Price v. State

124 Ga. App. 850 | Ga. Ct. App. | 1971

Quillian, Judge.

The defendant was indicted, tried and convicted of the offense of possessing and controlling a narcotic drug (marijuana). His motion for new trial was overruled and appeal was taken to this court. Held:

1. The defendant contends that under the Acts of 1970 (Ga. L. 1970, p. 470) that marijuana is no longer classified under the Uniform Narcotic Drug Act (Ga. L. 1967, pp. 296, 327; Code Ann. § 79A-802 (14)), and thus the defendant’s conviction under this section was unauthorized. The 1970 Act to which the defendant has reference was effective July 1, 1970. The defendant was convicted for the commission of a crime which occurred September 12, 1969, at which time marijuana was included under the Uniform Narcotic Drug Act. Thus, the 1967 law is controlling here (Ga. L. 1967, pp. 296, 327). Barton v. State, 81 Ga. App. 810, 814 (60 SE2d 173); Dixon v. State, 111 Ga. App. 556 (1) (142 SE2d 304); Sadler v. State, 124 Ga. App. 266 (183 SE2d 501). See in this connection MacDougald v. State, 124 Ga. App. 619 (184 SE2d 687). See old Code § 26-103 and new Code Ann. § 26-103 (Criminal Code of Georgia, Ga. L. 1968, pp. 1249, 1260).

Submitted September 13, 1971 Decided November 15, 1971. William Holly, for appellant. Ben F. Smith, District Attorney, for appellee.

2. It is urged that the trial judge’s charges on punishment were incorrect and misleading. There is no merit in this contention.

The trial judge first charged the jury in the language of the statute (Code Ann. §79A-9911; Ga. L. 1967, pp. 296, 375) that one in violation of Code Chapter 79A-8 "shall, upon conviction, be punished by a fine of not more than $2,000 and by imprisonment in the penitentiary for not less than two nor more than five years.” He then charged that under U. S. Supreme Court rulings if the jury decided to give the maximum sentence (five years) they could not impose the fine.

It is apparent that the defendant did not receive the maximum sentence and therefore was not harmed by any alleged error in the charge. Moreover, the charge was, if anything, favorable to the defendant and hence was not error. McCall v. State, 87 Ga. App. 185 (4) (73 SE2d 245); Powell v. State, 115 Ga. App. 791 (156 SE2d 188).
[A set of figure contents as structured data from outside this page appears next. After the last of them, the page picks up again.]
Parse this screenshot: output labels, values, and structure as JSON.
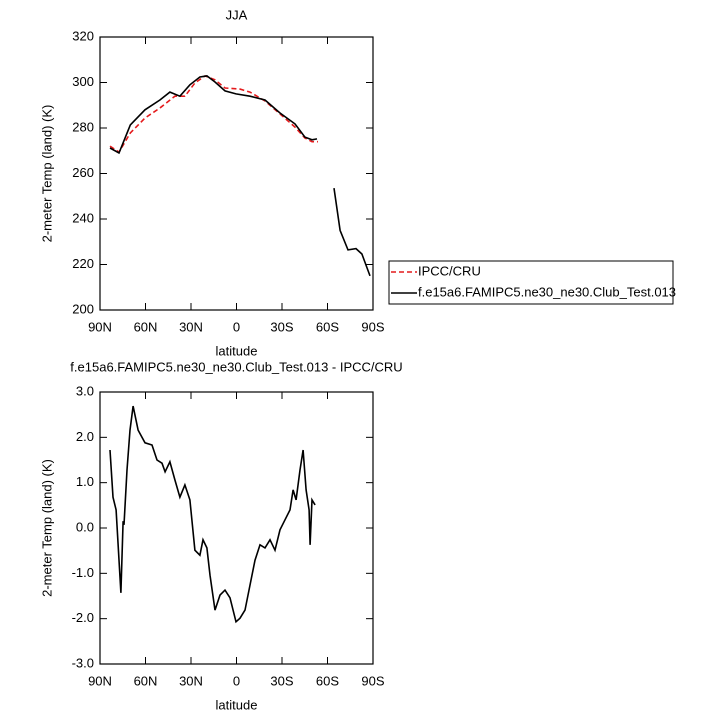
{
  "chart_data": [
    {
      "type": "line",
      "title": "JJA",
      "xlabel": "latitude",
      "ylabel": "2-meter Temp (land) (K)",
      "xlim": [
        90,
        -90
      ],
      "xticks": [
        {
          "value": 90,
          "label": "90N"
        },
        {
          "value": 60,
          "label": "60N"
        },
        {
          "value": 30,
          "label": "30N"
        },
        0,
        {
          "value": -30,
          "label": "30S"
        },
        {
          "value": -60,
          "label": "60S"
        },
        {
          "value": -90,
          "label": "90S"
        }
      ],
      "ylim": [
        200,
        320
      ],
      "yticks": [
        200,
        220,
        240,
        260,
        280,
        300,
        320
      ],
      "legend": "right",
      "series": [
        {
          "name": "IPCC/CRU",
          "color": "#e41a1c",
          "dash": true,
          "x": [
            83.4,
            77.5,
            70,
            60.3,
            50.5,
            40.6,
            34,
            27.4,
            20.8,
            14.2,
            7.6,
            -2.3,
            -8.9,
            -18.8,
            -28.7,
            -38.6,
            -45.1,
            -49.8,
            -53.7
          ],
          "values": [
            272,
            269.4,
            277.8,
            284.4,
            288.8,
            294,
            294,
            299.8,
            302.9,
            301.2,
            297.6,
            297.1,
            295.8,
            291.9,
            286.2,
            280.4,
            275.6,
            274,
            274
          ]
        },
        {
          "name": "f.e15a6.FAMIPC5.ne30_ne30.Club_Test.013",
          "color": "#000000",
          "dash": false,
          "x": [
            83.4,
            77.5,
            70,
            60.3,
            50.5,
            43.9,
            37.3,
            30.7,
            24.1,
            19.5,
            14.2,
            7.6,
            0.3,
            -8.9,
            -18.8,
            -28.7,
            -38.6,
            -45.1,
            -49.8,
            -53.1,
            -58,
            -64.3,
            -68.3,
            -73.5,
            -78.8,
            -82.7,
            -88
          ],
          "values": [
            271.2,
            269,
            281.3,
            288,
            292.3,
            295.8,
            294,
            299,
            302.4,
            302.9,
            300.2,
            296.3,
            295,
            294,
            292.3,
            286.6,
            281.8,
            276,
            274.8,
            275.2,
            null,
            253.6,
            235,
            226.4,
            227,
            224.6,
            215
          ]
        }
      ]
    },
    {
      "type": "line",
      "title": "f.e15a6.FAMIPC5.ne30_ne30.Club_Test.013 - IPCC/CRU",
      "xlabel": "latitude",
      "ylabel": "2-meter Temp (land) (K)",
      "xlim": [
        90,
        -90
      ],
      "xticks": [
        {
          "value": 90,
          "label": "90N"
        },
        {
          "value": 60,
          "label": "60N"
        },
        {
          "value": 30,
          "label": "30N"
        },
        0,
        {
          "value": -30,
          "label": "30S"
        },
        {
          "value": -60,
          "label": "60S"
        },
        {
          "value": -90,
          "label": "90S"
        }
      ],
      "ylim": [
        -3,
        3
      ],
      "yticks": [
        {
          "value": -3,
          "label": "-3.0"
        },
        {
          "value": -2,
          "label": "-2.0"
        },
        {
          "value": -1,
          "label": "-1.0"
        },
        {
          "value": 0,
          "label": "0.0"
        },
        {
          "value": 1,
          "label": "1.0"
        },
        {
          "value": 2,
          "label": "2.0"
        },
        {
          "value": 3,
          "label": "3.0"
        }
      ],
      "series": [
        {
          "color": "#000000",
          "dash": false,
          "x": [
            83.4,
            81.4,
            79.4,
            76.2,
            74.8,
            74.2,
            72.2,
            70.2,
            68.2,
            64.9,
            60.3,
            55.7,
            52.4,
            49.1,
            47.1,
            43.9,
            40.6,
            37.3,
            34,
            30.7,
            27.4,
            24.1,
            22.1,
            19.5,
            17.5,
            14.2,
            10.9,
            7.6,
            4.3,
            0.3,
            -2.3,
            -5.6,
            -8.9,
            -12.2,
            -15.5,
            -18.8,
            -22.1,
            -25.4,
            -28.7,
            -32,
            -35.3,
            -37.3,
            -39.3,
            -41.9,
            -43.9,
            -45.9,
            -47.9,
            -48.5,
            -49.8,
            -51.8
          ],
          "values": [
            1.72,
            0.68,
            0.4,
            -1.43,
            0.15,
            0.07,
            1.28,
            2.16,
            2.69,
            2.16,
            1.88,
            1.83,
            1.5,
            1.43,
            1.24,
            1.46,
            1.06,
            0.68,
            0.95,
            0.62,
            -0.49,
            -0.6,
            -0.26,
            -0.44,
            -1.04,
            -1.81,
            -1.48,
            -1.37,
            -1.54,
            -2.07,
            -1.99,
            -1.81,
            -1.26,
            -0.71,
            -0.37,
            -0.44,
            -0.26,
            -0.49,
            -0.04,
            0.18,
            0.4,
            0.84,
            0.62,
            1.28,
            1.72,
            0.84,
            0.4,
            -0.37,
            0.62,
            0.51
          ]
        }
      ]
    }
  ]
}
3. It is contended that the court erred in charging with regard to Code Ann. §§ 79A-811 (2) and 79A-812 (Ga. L. 1967, pp. 296, 336, 337) in that the charge referred to "pharmacy” or "drug dispensary” rather than "apothecary” as is provided in the Code sections. In view of the definition of "apothecary” contained in Code Ann. § 79A-802 (7) (Ga. L. 1967, pp. 296, 326) the language used by the trial court is at least substantially equivalent to the statutory language. Moreover, even if the language be considered as inexact, the defendant was not harmed by the charge in question. "If a judge uses languages in his charge that might be erroneous, it is not ground for a new trial if such error is harmless.” Williams v. State, 180 Ga. 595 (3) (180 SE 101). See Fry v. State, 81 Ga. 645 (8 SE 308); Siegel v. State, 206 Ga. 252 (2) (56 SE2d 512).

4. Enumerations of error with regard to the sufficiency of the evidence to sustain the verdict are without merit.

Judgment affirmed.

Jordan, P. J., and Evans, J., concur.